A’s pitcher Jharel Cotton has missed several starts with a blister on his thumb.
(Photo: Associated Press)

On Friday, Giants manager Bruce Bochy and pitcher Johnny Cueto joined a national debate when they suggested Cueto’s recurring blister problems this season are at least partly the result of changes to the baseballs MLB is using.

A burst in home run numbers already had people talking about harder balls. Now the Great Blister Epidemic of 2017 provides further evidence.

“Yeah, I think there is,” Bochy said to Bay Area reporters Friday (I was not among them) when asked about the blister-baseball link. “I think there’s enough evidence that they might be a little higher, the seams.”

“I think so. Probably,” Cueto said through an interpreter that night. “I feel the ball tight. This is the first time I’ve had blisters in my career.”

You can now add Jharel Cotton to the chorus.

Cotton, the A’s young righthander, has missed a couple starts recently because of a blister on his thumb. He is scheduled to pitch for Triple-A Nashville on Wednesday in a bid to return to the Oakland rotation.

After the A’s beat the Indians on Saturday, Cotton told me he, too, is convinced a modified baseball is resulting in modified human skin.

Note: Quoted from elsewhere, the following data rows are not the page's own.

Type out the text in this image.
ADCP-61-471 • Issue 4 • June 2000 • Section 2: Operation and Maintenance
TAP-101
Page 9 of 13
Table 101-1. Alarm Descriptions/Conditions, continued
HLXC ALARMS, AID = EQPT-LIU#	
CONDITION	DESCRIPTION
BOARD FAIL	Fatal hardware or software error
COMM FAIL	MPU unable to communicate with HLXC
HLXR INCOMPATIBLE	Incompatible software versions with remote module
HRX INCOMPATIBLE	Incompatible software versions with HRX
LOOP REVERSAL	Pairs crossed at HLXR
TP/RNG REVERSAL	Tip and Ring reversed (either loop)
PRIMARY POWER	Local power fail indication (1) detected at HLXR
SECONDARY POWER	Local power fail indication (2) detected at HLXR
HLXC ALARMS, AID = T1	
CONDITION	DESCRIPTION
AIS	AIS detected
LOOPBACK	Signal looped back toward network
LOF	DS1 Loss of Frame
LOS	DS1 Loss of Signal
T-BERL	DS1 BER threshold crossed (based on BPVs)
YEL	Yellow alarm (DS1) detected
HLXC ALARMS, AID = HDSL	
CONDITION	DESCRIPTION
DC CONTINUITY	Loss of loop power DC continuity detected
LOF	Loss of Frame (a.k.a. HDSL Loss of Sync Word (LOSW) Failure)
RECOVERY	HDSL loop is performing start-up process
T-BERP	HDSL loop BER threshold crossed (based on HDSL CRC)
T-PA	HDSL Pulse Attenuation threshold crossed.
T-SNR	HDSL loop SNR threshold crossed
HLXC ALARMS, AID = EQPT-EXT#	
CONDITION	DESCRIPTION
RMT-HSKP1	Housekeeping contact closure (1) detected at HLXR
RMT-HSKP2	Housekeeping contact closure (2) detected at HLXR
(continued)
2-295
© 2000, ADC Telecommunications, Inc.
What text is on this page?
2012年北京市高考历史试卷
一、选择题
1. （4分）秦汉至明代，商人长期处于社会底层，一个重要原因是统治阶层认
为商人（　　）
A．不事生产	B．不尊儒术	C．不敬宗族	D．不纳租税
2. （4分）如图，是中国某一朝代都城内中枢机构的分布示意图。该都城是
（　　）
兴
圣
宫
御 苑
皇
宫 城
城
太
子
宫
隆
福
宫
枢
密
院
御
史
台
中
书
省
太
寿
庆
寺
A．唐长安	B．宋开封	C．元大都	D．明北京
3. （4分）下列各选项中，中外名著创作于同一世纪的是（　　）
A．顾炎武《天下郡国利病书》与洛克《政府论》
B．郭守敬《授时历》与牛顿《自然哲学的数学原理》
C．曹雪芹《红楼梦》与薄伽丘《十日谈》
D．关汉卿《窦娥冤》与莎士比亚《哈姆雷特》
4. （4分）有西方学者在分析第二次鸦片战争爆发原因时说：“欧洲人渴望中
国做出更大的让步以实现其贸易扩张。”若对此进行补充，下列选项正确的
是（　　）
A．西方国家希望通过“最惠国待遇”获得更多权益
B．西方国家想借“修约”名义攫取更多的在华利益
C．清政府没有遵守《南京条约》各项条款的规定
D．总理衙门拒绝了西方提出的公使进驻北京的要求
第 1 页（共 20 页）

“Yeah, I think that’s the feeling around the league,” Cotton said. “I feel sure that’s why I got my blister. The seams are raised and tighter.”

He noted that he has never had blister problems before.

“Guys joke that our skin just has to get tougher,” Cotton said.

Toronto’s Marcus Stroman and Aaron Sanchez and the Dodgers’ Rich Hill all are on the record arguing that their blisters are related to the baseballs. It has been quite a year for blisters, with Cleveland’s Corey Kluber, the Mets’ Noah Syndergaard, the Cubs Jake Arrieta and Boston’s David Price among the afflicted.

Writing for The Ringer, Ben Lindbergh looked at data provided by Corey Dawkins, an athletic trainer and injury-prevention specialist at the Micheli Center for Sports Injury Prevention. He found a spike in MLB blister injuries in 2016, and a bigger one this year.

Curiously, there seems to be disagreement on whether the seams have gotten higher or lower. Dodgers pitcher Brandon McCarthy told Lindbergh that, like Bochy and Cotton, he believes the seams are higher. But Hill and Detroit hurler Justin Verlander support seam-height data that MLB provided to the Ringer indicating the seams are actually lower.

Maybe it isn’t the height of the seams that is vexing pitchers, it’s their density. In any case, if MLB can’t put its finger on a solution soon, major-league rotations will continue to suffer.